Fritz Lang de studio en studio cherche ses nouveaux Mabuse dans la réalité sociale de l’Amérique. « A revoir l’œuvre de Lang, on est frappé par ce qu’il y a d’hollywoodien dans ses films allemands et d’expressionnisme dans ses films américains ». Si ce jugement critique de François Truffaut insiste à bon droit sur l’unité de l’œuvre de Lang, il convient de préciser les termes un peu vagues d’«hollywoodien» et d’«expressionnisme».

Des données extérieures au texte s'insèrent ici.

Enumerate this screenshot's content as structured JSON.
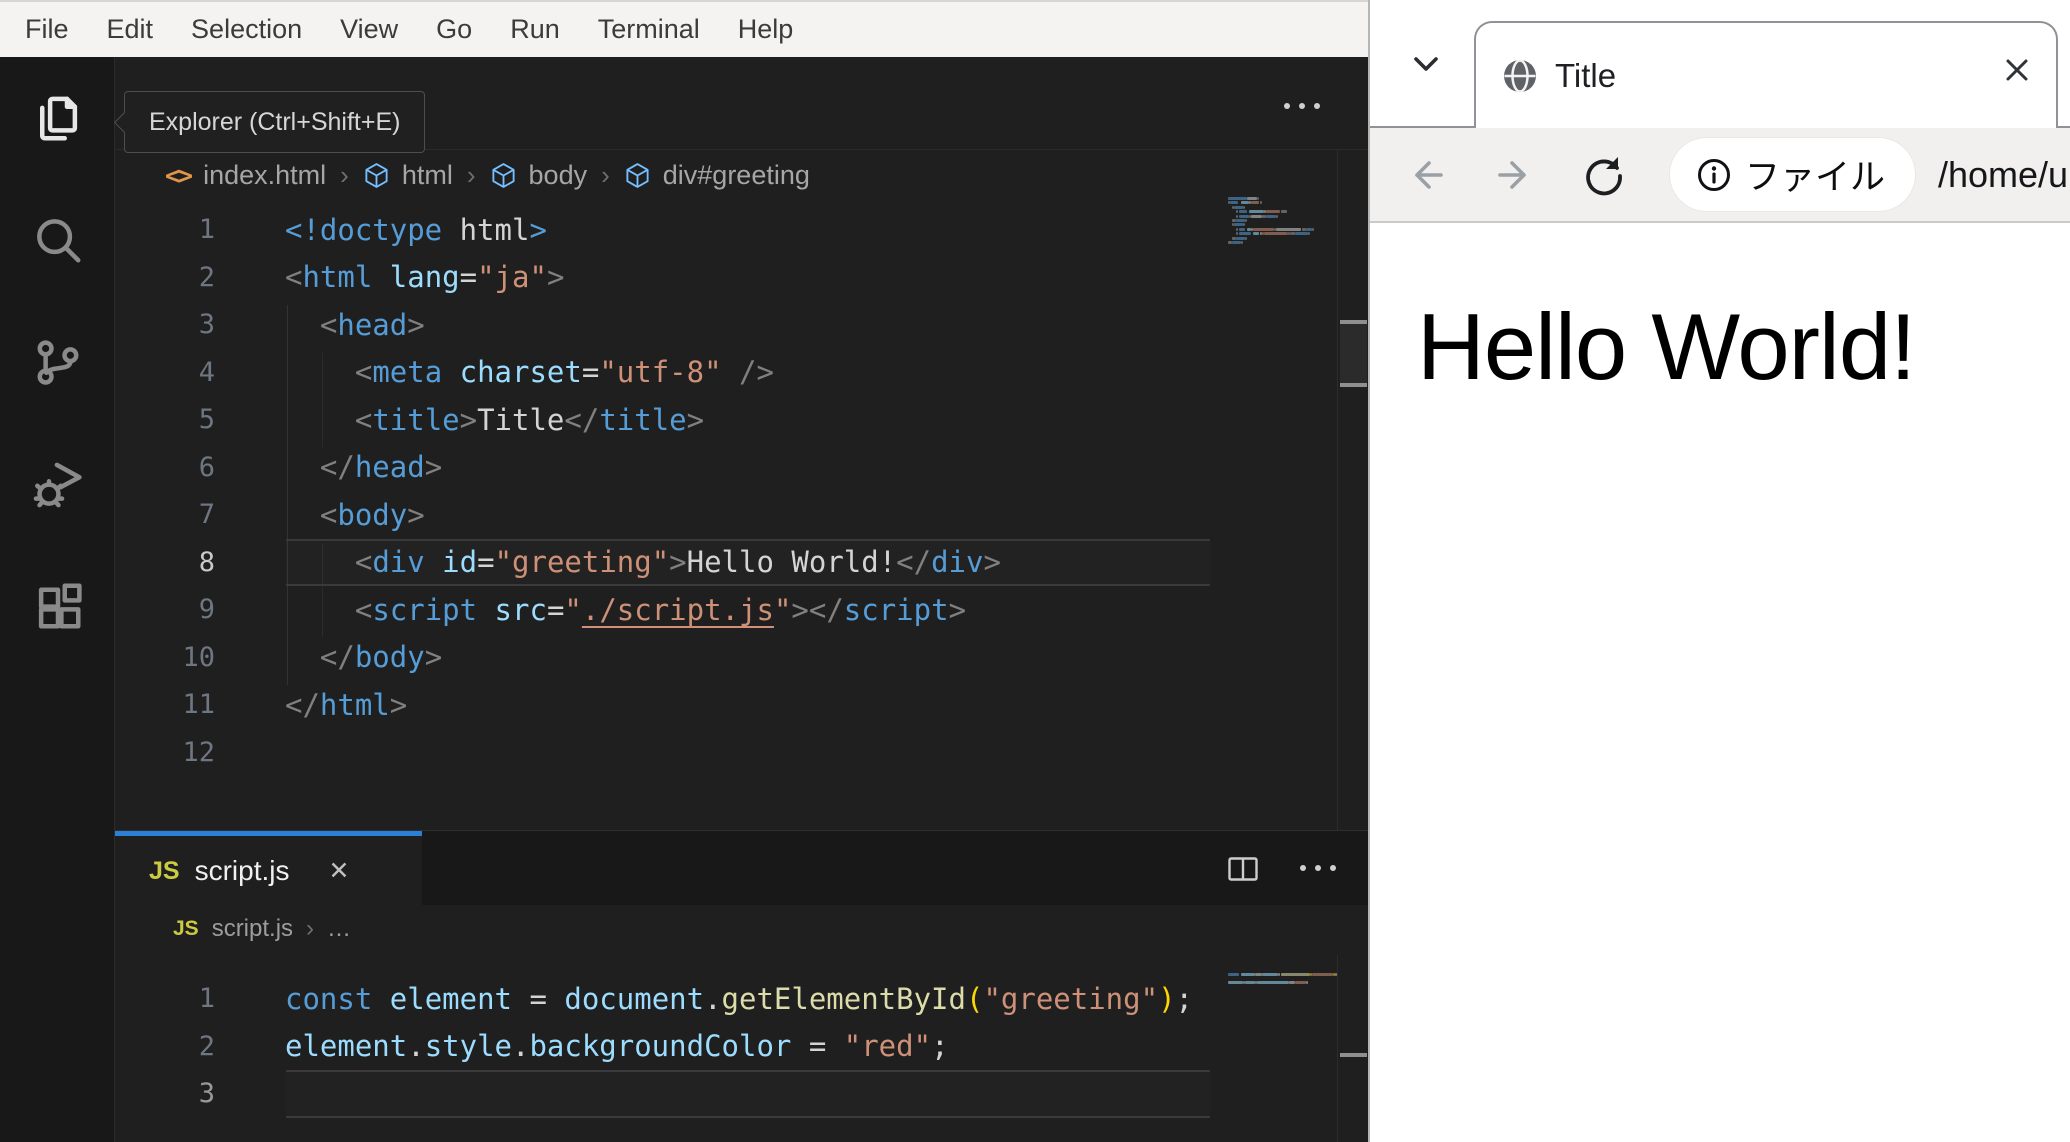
{
  "colors": {
    "banner_red": "#ea3223",
    "panel_tab_accent": "#2b7fd4",
    "menu_bg": "#f4f3f1",
    "editor_bg": "#1f1f1f",
    "activity_bg": "#181818"
  },
  "menu_bar": {
    "items": [
      "File",
      "Edit",
      "Selection",
      "View",
      "Go",
      "Run",
      "Terminal",
      "Help"
    ]
  },
  "activity_bar": {
    "tooltip": "Explorer (Ctrl+Shift+E)",
    "items": [
      {
        "name": "explorer-icon",
        "icon": "explorer",
        "active": true
      },
      {
        "name": "search-icon",
        "icon": "search",
        "active": false
      },
      {
        "name": "source-control-icon",
        "icon": "scm",
        "active": false
      },
      {
        "name": "run-debug-icon",
        "icon": "debug",
        "active": false
      },
      {
        "name": "extensions-icon",
        "icon": "extensions",
        "active": false
      }
    ]
  },
  "editor": {
    "breadcrumbs": [
      {
        "icon": "code",
        "label": "index.html"
      },
      {
        "icon": "cube",
        "label": "html"
      },
      {
        "icon": "cube",
        "label": "body"
      },
      {
        "icon": "cube",
        "label": "div#greeting"
      }
    ],
    "current_line": 8,
    "lines": [
      [
        [
          "<!doctype",
          "kw"
        ],
        [
          " html",
          "fg"
        ],
        [
          ">",
          "kw"
        ]
      ],
      [
        [
          "<",
          "pn"
        ],
        [
          "html",
          "kw"
        ],
        [
          " ",
          "fg"
        ],
        [
          "lang",
          "at"
        ],
        [
          "=",
          "fg"
        ],
        [
          "\"ja\"",
          "st"
        ],
        [
          ">",
          "pn"
        ]
      ],
      [
        [
          "  ",
          "fg"
        ],
        [
          "<",
          "pn"
        ],
        [
          "head",
          "kw"
        ],
        [
          ">",
          "pn"
        ]
      ],
      [
        [
          "    ",
          "fg"
        ],
        [
          "<",
          "pn"
        ],
        [
          "meta",
          "kw"
        ],
        [
          " ",
          "fg"
        ],
        [
          "charset",
          "at"
        ],
        [
          "=",
          "fg"
        ],
        [
          "\"utf-8\"",
          "st"
        ],
        [
          " />",
          "pn"
        ]
      ],
      [
        [
          "    ",
          "fg"
        ],
        [
          "<",
          "pn"
        ],
        [
          "title",
          "kw"
        ],
        [
          ">",
          "pn"
        ],
        [
          "Title",
          "fg"
        ],
        [
          "</",
          "pn"
        ],
        [
          "title",
          "kw"
        ],
        [
          ">",
          "pn"
        ]
      ],
      [
        [
          "  ",
          "fg"
        ],
        [
          "</",
          "pn"
        ],
        [
          "head",
          "kw"
        ],
        [
          ">",
          "pn"
        ]
      ],
      [
        [
          "  ",
          "fg"
        ],
        [
          "<",
          "pn"
        ],
        [
          "body",
          "kw"
        ],
        [
          ">",
          "pn"
        ]
      ],
      [
        [
          "    ",
          "fg"
        ],
        [
          "<",
          "pn"
        ],
        [
          "div",
          "kw"
        ],
        [
          " ",
          "fg"
        ],
        [
          "id",
          "at"
        ],
        [
          "=",
          "fg"
        ],
        [
          "\"greeting\"",
          "st"
        ],
        [
          ">",
          "pn"
        ],
        [
          "Hello World!",
          "fg"
        ],
        [
          "</",
          "pn"
        ],
        [
          "div",
          "kw"
        ],
        [
          ">",
          "pn"
        ]
      ],
      [
        [
          "    ",
          "fg"
        ],
        [
          "<",
          "pn"
        ],
        [
          "script",
          "kw"
        ],
        [
          " ",
          "fg"
        ],
        [
          "src",
          "at"
        ],
        [
          "=",
          "fg"
        ],
        [
          "\"",
          "st"
        ],
        [
          "./script.js",
          "lk"
        ],
        [
          "\"",
          "st"
        ],
        [
          ">",
          "pn"
        ],
        [
          "</",
          "pn"
        ],
        [
          "script",
          "kw"
        ],
        [
          ">",
          "pn"
        ]
      ],
      [
        [
          "  ",
          "fg"
        ],
        [
          "</",
          "pn"
        ],
        [
          "body",
          "kw"
        ],
        [
          ">",
          "pn"
        ]
      ],
      [
        [
          "</",
          "pn"
        ],
        [
          "html",
          "kw"
        ],
        [
          ">",
          "pn"
        ]
      ],
      []
    ]
  },
  "panel": {
    "tab": {
      "icon_label": "JS",
      "label": "script.js",
      "close": "✕"
    },
    "breadcrumbs_icon": "JS",
    "breadcrumbs": [
      {
        "icon": "js",
        "label": "script.js"
      },
      {
        "label": "…"
      }
    ],
    "current_line": 3,
    "lines": [
      [
        [
          "const",
          "kw"
        ],
        [
          " ",
          "fg"
        ],
        [
          "element",
          "vr"
        ],
        [
          " = ",
          "fg"
        ],
        [
          "document",
          "vr"
        ],
        [
          ".",
          "fg"
        ],
        [
          "getElementById",
          "fn"
        ],
        [
          "(",
          "gd"
        ],
        [
          "\"greeting\"",
          "st"
        ],
        [
          ")",
          "gd"
        ],
        [
          ";",
          "fg"
        ]
      ],
      [
        [
          "element",
          "vr"
        ],
        [
          ".",
          "fg"
        ],
        [
          "style",
          "vr"
        ],
        [
          ".",
          "fg"
        ],
        [
          "backgroundColor",
          "vr"
        ],
        [
          " = ",
          "fg"
        ],
        [
          "\"red\"",
          "st"
        ],
        [
          ";",
          "fg"
        ]
      ],
      []
    ]
  },
  "browser": {
    "tab": {
      "title": "Title"
    },
    "address": {
      "chip_label": "ファイル",
      "path": "/home/u"
    },
    "page": {
      "text": "Hello World!"
    }
  }
}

On assimile en effet l’efficacité du récit et le spectaculaire aux productions hollywoo­diennes tandis que l’appellation expressionniste recouvre un bric à brac bizarre et tour­menté, une prédilection du nocturne, des « ténèbres de l’inconscient », un emploi magistral des décors et des éclairages. Or sans contredire de telles défini­tions, il convient de situer ces esthétiques dans leur réalité historique : la fonction idéolo­gique d’intégration du cinéma américain (omniprésente de 1910 à 1960, même subtilement détournée par certains auteurs), et d’autre part le sen­timent de fatalité, d’impuis­sance coupable de l’homme face à l’Histoire, qui s’impose après la défaite allemande en 1918. L’œuvre de Fritz Lang concilie ces deux approches en une seule vision du monde : elle met en place toute la thématique du Destin, des forces supé­rieures et manipulatrices, et satisfait par là aux exigences spectaculaires hollywoodiennes en faisant de la mise en scène le sujet central de tous ses films.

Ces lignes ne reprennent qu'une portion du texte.